2. Two Drives Fail in a RAID 5
Multiple drive failure is the most common cause for needing a RAID 5 data recovery. We are commonly called on to recover data from a RAID 5 configuration with 2 failed drives. Sometimes two or more drives will fail simultaneously because of sudden power loss or a power surge. More often one of the drives has failed historically and we regard its data as stale.

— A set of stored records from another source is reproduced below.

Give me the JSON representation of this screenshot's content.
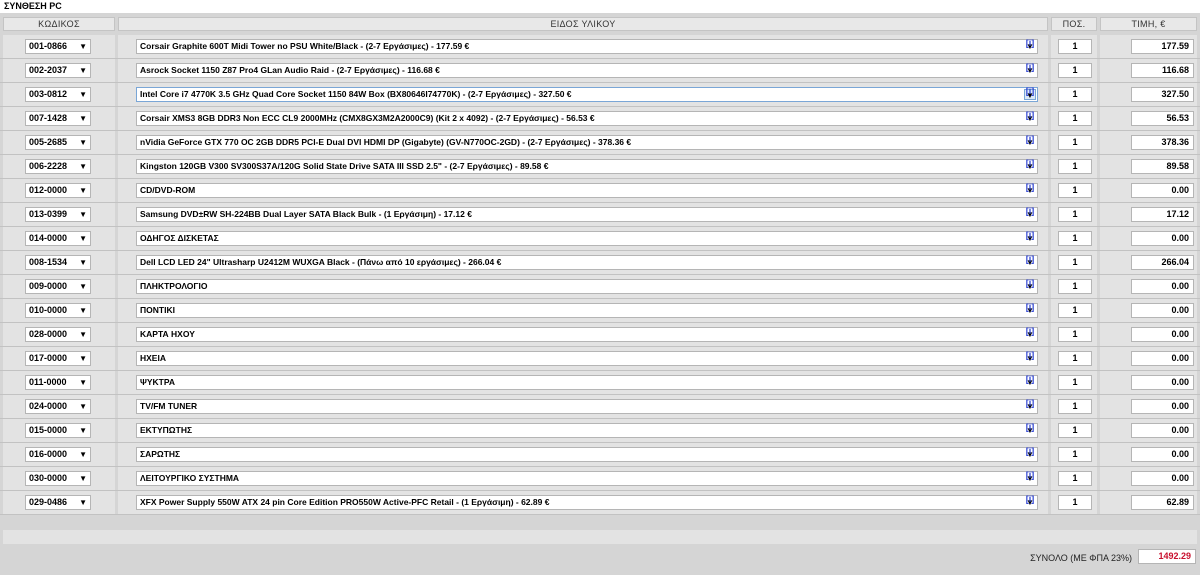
{
  "title": "ΣΥΝΘΕΣΗ PC",
  "headers": {
    "code": "ΚΩΔΙΚΟΣ",
    "item": "ΕΙΔΟΣ ΥΛΙΚΟΥ",
    "qty": "ΠΟΣ.",
    "price": "ΤΙΜΗ, €"
  },
  "info_glyph": "[i]",
  "rows": [
    {
      "code": "001-0866",
      "item": "Corsair Graphite 600T Midi Tower no PSU White/Black - (2-7 Εργάσιμες) - 177.59 €",
      "qty": "1",
      "price": "177.59"
    },
    {
      "code": "002-2037",
      "item": "Asrock Socket 1150 Z87 Pro4 GLan Audio Raid - (2-7 Εργάσιμες) - 116.68 €",
      "qty": "1",
      "price": "116.68"
    },
    {
      "code": "003-0812",
      "item": "Intel Core i7 4770K 3.5 GHz Quad Core Socket 1150 84W Box (BX80646I74770K) - (2-7 Εργάσιμες) - 327.50 €",
      "qty": "1",
      "price": "327.50"
    },
    {
      "code": "007-1428",
      "item": "Corsair XMS3 8GB DDR3 Non ECC CL9 2000MHz (CMX8GX3M2A2000C9) (Kit 2 x 4092) - (2-7 Εργάσιμες) - 56.53 €",
      "qty": "1",
      "price": "56.53"
    },
    {
      "code": "005-2685",
      "item": "nVidia GeForce GTX 770 OC 2GB DDR5 PCI-E Dual DVI HDMI DP (Gigabyte) (GV-N770OC-2GD) - (2-7 Εργάσιμες) - 378.36 €",
      "qty": "1",
      "price": "378.36"
    },
    {
      "code": "006-2228",
      "item": "Kingston 120GB V300 SV300S37A/120G Solid State Drive SATA III SSD 2.5\" - (2-7 Εργάσιμες) - 89.58 €",
      "qty": "1",
      "price": "89.58"
    },
    {
      "code": "012-0000",
      "item": "CD/DVD-ROM",
      "qty": "1",
      "price": "0.00"
    },
    {
      "code": "013-0399",
      "item": "Samsung DVD±RW SH-224BB Dual Layer SATA Black Bulk - (1 Εργάσιμη) - 17.12 €",
      "qty": "1",
      "price": "17.12"
    },
    {
      "code": "014-0000",
      "item": "ΟΔΗΓΟΣ ΔΙΣΚΕΤΑΣ",
      "qty": "1",
      "price": "0.00"
    },
    {
      "code": "008-1534",
      "item": "Dell LCD LED 24\" Ultrasharp U2412M WUXGA Black - (Πάνω από 10 εργάσιμες) - 266.04 €",
      "qty": "1",
      "price": "266.04"
    },
    {
      "code": "009-0000",
      "item": "ΠΛΗΚΤΡΟΛΟΓΙΟ",
      "qty": "1",
      "price": "0.00"
    },
    {
      "code": "010-0000",
      "item": "ΠΟΝΤΙΚΙ",
      "qty": "1",
      "price": "0.00"
    },
    {
      "code": "028-0000",
      "item": "ΚΑΡΤΑ ΗΧΟΥ",
      "qty": "1",
      "price": "0.00"
    },
    {
      "code": "017-0000",
      "item": "ΗΧΕΙΑ",
      "qty": "1",
      "price": "0.00"
    },
    {
      "code": "011-0000",
      "item": "ΨΥΚΤΡΑ",
      "qty": "1",
      "price": "0.00"
    },
    {
      "code": "024-0000",
      "item": "TV/FM TUNER",
      "qty": "1",
      "price": "0.00"
    },
    {
      "code": "015-0000",
      "item": "ΕΚΤΥΠΩΤΗΣ",
      "qty": "1",
      "price": "0.00"
    },
    {
      "code": "016-0000",
      "item": "ΣΑΡΩΤΗΣ",
      "qty": "1",
      "price": "0.00"
    },
    {
      "code": "030-0000",
      "item": "ΛΕΙΤΟΥΡΓΙΚΟ ΣΥΣΤΗΜΑ",
      "qty": "1",
      "price": "0.00"
    },
    {
      "code": "029-0486",
      "item": "XFX Power Supply 550W ATX 24 pin Core Edition PRO550W Active-PFC Retail - (1 Εργάσιμη) - 62.89 €",
      "qty": "1",
      "price": "62.89"
    }
  ],
  "focused_row": 2,
  "total": {
    "label": "ΣΥΝΟΛΟ (ΜΕ ΦΠΑ 23%)",
    "value": "1492.29",
    "color": "#c8102e"
  },
  "colors": {
    "panel_bg": "#d5d5d5",
    "cell_bg": "#e3e3e3",
    "info_link": "#2a3fd0"
  }
}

Depending on how long a drive has been stale it will have limited usefulness in a RAID 5 data recovery effort.
Regardless of how we got here, with only n-2 drives in the volume, the XOR parity cannot be fully calculated and you are left with 50% or less of the RAID 5 volume’s binary.
The volume’s binary content is actually striped across the drives and the stripe size is typically measured in kilobytes. So you don’t have access to 50% of your files, you only have access to 50% of the binary of each file.
Worse, you’ll only have access to 50% of the file definitions. And this is only if you can even get the RAID controller to serve up this partial RAID–which is a terrible idea because file system consistency checkers will run around destroying data that seems to them to be corrupted but is simply incomplete.